Argentina

“To Leopoldo Lugones” (1960), from Dreamtigers by Jorge Luis Borges:
 

Leaving behind the babble of the plaza, I enter the Library. I feel, almost physically, the gravitation of the books, the enveloping serenity of order, time magically desiccated and preserved. Left and right, absorbed in their shining dreams, the readers’ momentary profiles are sketched by the light of their bright officious lamps, to use Milton’s hypallage. I remember having remembered that figure before in this place, and afterwards that other epithet that also defines these environs, the “arid camel” of the Lunario, and then that hexameter from the Aeneid that uses the same artifice and surpasses artifice itself: Ibant obscuri sola sub nocte per umbras.

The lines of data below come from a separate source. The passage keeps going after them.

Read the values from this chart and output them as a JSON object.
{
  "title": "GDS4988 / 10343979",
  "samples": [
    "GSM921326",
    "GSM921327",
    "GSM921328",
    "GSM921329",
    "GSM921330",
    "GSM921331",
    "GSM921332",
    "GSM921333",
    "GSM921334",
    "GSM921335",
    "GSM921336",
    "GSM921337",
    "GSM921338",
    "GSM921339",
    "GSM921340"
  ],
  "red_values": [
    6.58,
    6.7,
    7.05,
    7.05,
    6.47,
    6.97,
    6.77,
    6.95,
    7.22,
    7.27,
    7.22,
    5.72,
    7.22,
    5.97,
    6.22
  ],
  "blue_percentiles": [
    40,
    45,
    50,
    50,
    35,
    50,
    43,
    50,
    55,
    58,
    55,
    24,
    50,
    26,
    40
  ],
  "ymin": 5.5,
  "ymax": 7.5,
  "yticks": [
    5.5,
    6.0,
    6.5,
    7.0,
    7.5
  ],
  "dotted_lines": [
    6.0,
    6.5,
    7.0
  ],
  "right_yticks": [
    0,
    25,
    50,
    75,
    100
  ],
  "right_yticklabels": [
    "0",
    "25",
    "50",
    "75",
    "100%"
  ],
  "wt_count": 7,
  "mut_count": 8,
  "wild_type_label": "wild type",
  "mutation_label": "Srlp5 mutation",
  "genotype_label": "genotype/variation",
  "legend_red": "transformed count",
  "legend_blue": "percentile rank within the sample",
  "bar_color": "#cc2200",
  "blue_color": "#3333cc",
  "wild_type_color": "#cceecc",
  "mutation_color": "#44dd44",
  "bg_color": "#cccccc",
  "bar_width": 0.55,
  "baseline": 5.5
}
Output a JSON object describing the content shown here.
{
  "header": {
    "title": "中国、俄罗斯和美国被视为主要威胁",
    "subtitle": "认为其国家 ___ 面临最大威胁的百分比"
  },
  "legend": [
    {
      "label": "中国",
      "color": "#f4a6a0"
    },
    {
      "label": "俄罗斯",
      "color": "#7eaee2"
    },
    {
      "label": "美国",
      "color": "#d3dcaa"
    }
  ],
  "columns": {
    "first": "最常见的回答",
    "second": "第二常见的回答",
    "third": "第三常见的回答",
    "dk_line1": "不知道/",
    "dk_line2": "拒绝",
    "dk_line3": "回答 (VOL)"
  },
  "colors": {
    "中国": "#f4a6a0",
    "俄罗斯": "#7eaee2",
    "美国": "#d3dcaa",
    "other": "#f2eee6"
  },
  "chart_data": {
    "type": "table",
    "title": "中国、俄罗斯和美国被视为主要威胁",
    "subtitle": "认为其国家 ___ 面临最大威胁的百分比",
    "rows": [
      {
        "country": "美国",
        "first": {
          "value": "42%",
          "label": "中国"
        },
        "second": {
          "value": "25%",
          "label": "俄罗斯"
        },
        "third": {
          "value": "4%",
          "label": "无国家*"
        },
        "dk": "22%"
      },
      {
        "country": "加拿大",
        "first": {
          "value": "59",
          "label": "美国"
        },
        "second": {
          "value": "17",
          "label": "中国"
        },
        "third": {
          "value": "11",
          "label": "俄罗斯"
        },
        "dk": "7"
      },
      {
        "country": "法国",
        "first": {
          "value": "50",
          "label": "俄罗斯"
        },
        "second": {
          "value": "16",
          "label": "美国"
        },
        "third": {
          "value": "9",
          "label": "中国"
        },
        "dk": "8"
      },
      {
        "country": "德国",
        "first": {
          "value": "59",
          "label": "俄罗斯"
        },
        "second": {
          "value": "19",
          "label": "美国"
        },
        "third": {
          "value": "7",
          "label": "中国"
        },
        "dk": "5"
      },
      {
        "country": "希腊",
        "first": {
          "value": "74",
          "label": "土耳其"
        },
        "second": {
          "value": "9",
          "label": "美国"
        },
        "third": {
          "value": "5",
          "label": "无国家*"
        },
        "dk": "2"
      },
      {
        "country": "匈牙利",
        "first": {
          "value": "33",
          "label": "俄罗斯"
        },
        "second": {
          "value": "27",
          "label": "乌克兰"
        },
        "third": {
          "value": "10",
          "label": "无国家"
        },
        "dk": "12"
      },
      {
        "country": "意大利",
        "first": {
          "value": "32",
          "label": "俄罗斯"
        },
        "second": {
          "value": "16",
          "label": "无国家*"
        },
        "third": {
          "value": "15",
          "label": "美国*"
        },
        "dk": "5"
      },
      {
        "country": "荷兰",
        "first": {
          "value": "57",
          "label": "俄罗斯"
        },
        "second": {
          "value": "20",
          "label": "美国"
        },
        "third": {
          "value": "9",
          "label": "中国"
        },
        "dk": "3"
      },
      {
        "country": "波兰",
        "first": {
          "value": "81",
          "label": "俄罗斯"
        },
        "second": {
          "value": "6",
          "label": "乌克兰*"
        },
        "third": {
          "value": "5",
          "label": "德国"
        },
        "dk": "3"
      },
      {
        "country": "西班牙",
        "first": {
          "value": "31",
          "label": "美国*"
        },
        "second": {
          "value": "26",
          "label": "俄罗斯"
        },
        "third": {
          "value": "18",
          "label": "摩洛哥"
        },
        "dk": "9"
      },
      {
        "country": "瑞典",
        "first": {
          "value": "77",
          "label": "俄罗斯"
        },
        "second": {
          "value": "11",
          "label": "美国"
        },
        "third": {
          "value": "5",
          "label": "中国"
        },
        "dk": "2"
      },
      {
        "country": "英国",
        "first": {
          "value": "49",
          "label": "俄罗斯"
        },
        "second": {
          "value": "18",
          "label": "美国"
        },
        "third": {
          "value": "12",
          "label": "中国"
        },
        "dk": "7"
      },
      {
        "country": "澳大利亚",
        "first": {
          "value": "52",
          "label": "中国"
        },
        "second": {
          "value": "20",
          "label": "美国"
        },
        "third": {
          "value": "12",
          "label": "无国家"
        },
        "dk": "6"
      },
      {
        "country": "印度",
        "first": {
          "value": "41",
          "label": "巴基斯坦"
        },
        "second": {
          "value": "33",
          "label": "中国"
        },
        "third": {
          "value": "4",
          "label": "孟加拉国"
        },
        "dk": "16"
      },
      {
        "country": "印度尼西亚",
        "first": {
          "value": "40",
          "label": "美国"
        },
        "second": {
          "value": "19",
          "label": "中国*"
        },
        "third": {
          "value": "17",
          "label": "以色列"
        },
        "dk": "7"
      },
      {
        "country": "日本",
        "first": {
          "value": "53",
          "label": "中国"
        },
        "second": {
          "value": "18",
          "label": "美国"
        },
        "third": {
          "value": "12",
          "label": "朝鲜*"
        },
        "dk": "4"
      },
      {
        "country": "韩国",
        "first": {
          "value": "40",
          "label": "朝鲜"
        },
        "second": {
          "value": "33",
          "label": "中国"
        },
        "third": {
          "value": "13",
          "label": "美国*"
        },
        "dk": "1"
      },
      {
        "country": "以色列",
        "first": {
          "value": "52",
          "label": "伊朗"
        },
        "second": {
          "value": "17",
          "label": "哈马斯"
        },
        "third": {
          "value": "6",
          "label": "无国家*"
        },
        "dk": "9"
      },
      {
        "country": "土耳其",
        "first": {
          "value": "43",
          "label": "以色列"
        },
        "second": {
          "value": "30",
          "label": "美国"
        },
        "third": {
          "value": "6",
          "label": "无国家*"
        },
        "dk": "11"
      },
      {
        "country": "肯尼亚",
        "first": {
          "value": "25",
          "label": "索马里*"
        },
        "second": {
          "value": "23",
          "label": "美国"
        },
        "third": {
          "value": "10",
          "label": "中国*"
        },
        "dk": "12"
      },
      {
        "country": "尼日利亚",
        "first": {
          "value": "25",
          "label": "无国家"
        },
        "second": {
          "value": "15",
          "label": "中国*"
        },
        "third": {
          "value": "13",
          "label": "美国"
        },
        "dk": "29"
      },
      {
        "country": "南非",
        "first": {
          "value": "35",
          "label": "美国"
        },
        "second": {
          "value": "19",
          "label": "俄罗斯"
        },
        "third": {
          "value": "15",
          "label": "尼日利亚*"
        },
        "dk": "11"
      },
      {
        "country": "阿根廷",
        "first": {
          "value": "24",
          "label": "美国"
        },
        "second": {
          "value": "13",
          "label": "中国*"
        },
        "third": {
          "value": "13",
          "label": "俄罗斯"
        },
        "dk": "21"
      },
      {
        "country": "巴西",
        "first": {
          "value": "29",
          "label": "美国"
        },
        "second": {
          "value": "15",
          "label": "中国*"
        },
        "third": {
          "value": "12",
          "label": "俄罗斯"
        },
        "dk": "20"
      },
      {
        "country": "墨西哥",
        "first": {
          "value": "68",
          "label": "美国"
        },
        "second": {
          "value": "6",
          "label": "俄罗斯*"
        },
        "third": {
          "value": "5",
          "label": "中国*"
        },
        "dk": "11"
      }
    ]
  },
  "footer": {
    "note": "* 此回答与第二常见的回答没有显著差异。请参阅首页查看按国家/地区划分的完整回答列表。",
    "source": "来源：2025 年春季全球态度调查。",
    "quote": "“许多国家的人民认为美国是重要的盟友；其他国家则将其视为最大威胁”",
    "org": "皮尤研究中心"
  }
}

These reflections bring me to the door of your office. I go in; we exchange a few words, conventional and cordial, and I give you this book. If I am not mistaken, you were not disinclined to me, Lugones, and you would have liked to like some piece of my work. That never happened; but this time you turn the pages and read approvingly a verse here and there—perhaps because you have recognized your own voice in it, perhaps because deficient practice concerns you less than solid theory.
At this point my dream dissolves, like water in water. The vast library that surrounds me is on Mexico Street, not on Rodrígues Peña, and you, Lugones, killed yourself early in ’38. My vanity and nostalgia have set up an impossible scene. Perhaps so (I tell myself), but tomorrow I too will have died, and our times will intermingle and chronology will be lost in a sphere of symbols. And then in some way it will be right to claim that I have brought you this book, and that you have accepted it.